Les 427 familles du village de Gamba Manyatta habitaient là depuis des générations. Elles ont du partir. Un projet géant de plantation de cannes à sucre les a chassées, tout en détruisant la faune et la flore endémiques qui s'y trouvaient. Tout ça, ironiquement, “au nom de l’environnement”.

Dans cette région du Kenya, des entreprises privées cultivent intensivement la canne à sucre et le jatropha. Mélangés aux carburants courants en Occident, ils permettent de limiter les émissions de dioxyde de carbone. Le gouvernement a par exemple vendu 10 000 hectares de terrain aux Canadiens de Bedford Biofuels pour planter du jatropha. G4 Industries Ltd, une entreprise britannique, en a acquis 28 000.

Une catastrophe humaine et environnementale

Francis Kagema, de l’association Nature Kenya, pointe du doigt quelques oiseaux survolant un lac qui était beaucoup plus vaste auparavant :

Pas besoin d’être un expert pour voir que la situation est mauvaise. On est en pleine saison des pluies, or les éléphants sont déjà partis, les hippopotames s'y préparent, et les oiseaux se raréfient.

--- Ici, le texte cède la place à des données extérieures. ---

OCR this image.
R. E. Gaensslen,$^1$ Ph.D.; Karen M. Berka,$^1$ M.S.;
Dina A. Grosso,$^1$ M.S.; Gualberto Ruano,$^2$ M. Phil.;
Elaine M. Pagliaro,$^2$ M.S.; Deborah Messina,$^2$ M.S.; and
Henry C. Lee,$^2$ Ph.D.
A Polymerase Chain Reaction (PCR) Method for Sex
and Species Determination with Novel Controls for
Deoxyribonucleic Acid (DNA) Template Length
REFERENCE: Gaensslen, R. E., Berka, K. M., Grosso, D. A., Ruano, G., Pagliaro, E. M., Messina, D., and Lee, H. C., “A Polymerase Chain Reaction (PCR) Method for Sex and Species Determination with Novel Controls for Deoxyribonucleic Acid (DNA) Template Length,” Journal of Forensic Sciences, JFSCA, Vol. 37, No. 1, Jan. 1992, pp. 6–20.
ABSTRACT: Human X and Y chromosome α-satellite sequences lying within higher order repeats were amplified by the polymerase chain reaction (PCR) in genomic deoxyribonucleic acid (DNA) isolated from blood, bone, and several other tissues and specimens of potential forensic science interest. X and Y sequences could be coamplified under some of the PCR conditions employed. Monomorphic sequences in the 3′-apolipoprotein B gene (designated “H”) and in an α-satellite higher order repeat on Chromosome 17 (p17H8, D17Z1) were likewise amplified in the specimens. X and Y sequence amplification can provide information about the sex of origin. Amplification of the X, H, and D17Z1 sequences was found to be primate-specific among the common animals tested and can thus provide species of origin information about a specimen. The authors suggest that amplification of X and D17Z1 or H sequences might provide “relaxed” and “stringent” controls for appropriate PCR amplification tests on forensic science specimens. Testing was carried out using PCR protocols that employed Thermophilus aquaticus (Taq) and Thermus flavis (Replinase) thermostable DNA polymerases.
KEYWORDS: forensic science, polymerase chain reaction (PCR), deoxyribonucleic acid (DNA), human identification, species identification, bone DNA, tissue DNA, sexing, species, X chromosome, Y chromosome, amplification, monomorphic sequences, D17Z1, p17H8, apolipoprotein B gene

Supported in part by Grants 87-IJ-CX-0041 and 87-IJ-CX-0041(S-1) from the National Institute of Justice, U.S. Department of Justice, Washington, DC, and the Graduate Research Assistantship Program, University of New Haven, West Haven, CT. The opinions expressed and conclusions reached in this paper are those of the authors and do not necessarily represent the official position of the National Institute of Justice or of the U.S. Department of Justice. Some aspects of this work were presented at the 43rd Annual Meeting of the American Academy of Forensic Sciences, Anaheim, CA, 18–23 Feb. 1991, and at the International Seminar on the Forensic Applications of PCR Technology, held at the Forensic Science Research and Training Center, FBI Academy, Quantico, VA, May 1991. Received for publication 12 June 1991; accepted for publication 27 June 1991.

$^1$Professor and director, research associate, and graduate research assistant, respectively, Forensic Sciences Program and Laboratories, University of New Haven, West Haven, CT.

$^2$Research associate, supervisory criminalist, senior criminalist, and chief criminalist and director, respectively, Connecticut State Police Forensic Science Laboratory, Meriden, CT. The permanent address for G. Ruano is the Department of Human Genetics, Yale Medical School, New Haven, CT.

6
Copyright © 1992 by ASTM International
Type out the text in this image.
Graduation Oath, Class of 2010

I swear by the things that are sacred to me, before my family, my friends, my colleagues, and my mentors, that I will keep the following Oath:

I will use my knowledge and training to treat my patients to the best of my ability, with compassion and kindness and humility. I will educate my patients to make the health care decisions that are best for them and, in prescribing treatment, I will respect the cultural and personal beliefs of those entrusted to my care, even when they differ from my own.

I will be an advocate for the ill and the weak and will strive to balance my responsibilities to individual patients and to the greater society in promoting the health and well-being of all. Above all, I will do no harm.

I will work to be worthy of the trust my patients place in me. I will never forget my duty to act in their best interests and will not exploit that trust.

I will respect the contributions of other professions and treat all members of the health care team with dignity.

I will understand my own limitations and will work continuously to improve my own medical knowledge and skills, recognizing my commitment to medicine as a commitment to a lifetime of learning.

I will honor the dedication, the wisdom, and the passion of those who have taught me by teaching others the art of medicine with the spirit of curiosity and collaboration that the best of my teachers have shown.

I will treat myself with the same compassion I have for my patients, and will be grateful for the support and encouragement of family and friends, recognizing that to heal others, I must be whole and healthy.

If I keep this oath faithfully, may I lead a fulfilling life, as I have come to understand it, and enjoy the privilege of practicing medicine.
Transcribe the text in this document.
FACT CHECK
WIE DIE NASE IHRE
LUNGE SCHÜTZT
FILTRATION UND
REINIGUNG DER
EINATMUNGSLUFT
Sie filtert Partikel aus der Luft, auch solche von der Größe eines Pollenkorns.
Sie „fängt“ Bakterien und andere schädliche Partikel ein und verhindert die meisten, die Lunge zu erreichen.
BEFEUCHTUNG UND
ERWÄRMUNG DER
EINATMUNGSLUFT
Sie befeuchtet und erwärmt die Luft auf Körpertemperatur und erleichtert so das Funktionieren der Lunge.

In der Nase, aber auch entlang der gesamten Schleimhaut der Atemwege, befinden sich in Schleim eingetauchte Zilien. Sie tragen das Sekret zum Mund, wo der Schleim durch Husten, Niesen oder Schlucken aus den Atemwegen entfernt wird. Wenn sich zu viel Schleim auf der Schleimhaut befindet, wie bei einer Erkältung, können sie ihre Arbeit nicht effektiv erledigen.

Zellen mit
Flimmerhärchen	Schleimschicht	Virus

Le delta était l'un des derniers refuges de centaines d’espèces d’oiseaux rares. Lesquels fuient désormais un habitat en détérioration. Didewaride était une zone accessible uniquement par bateau. Aujourd'hui, ce village est entouré de terre brune, parsemé de flaques d’eau. Un vieil homme, Omar Bocha Kofonde, témoigne :

Il y avait des hippopotames, des poissons, des oiseaux, des chèvres et du bétail. Maintenant la terre est salée. Les rivières évacuaient l’eau de mer. C’était un paradis. Mais désormais l’eau salée stagne. Nous allons nous battre et nous sommes prêts à mourir car c’est la seule chose qui nous reste.

Des autochtones outrés

Chrétiens, Musulmans, membres des tribus Pokomo, Orma ou Luo... Tous les habitants du delta se sentent floués. Les déplacés disposent désormais d’un petit ruisseau nauséabond en guise de source d’eau, vers lequel les grosses fermes évacuent leurs égouts et des pesticides. La typhoïde et la malaria ont fait leur apparition et des enfants sont morts.

Dans le village d’Ozi, on vient de découvrir que deux énormes terrains ont été vendus aux enchères en avril. On ne sait pas qui les a vendus, ni qui les a achetés. Francis Kagema promet de soutenir, au nom de son association, tous les habitants désireux de porter plainte :

Ces gens habitent ici depuis des centaines d’années et soudain, on leur agite une feuille de papier sous le nez et on les appelle des « squatters ». Et ils perdent leur maison. Pour l’instant, personne ne les défend, mais le Delta Tana est en révolution. Quand les gens seront unis, ce sera la guerre – et c’est pour bientôt.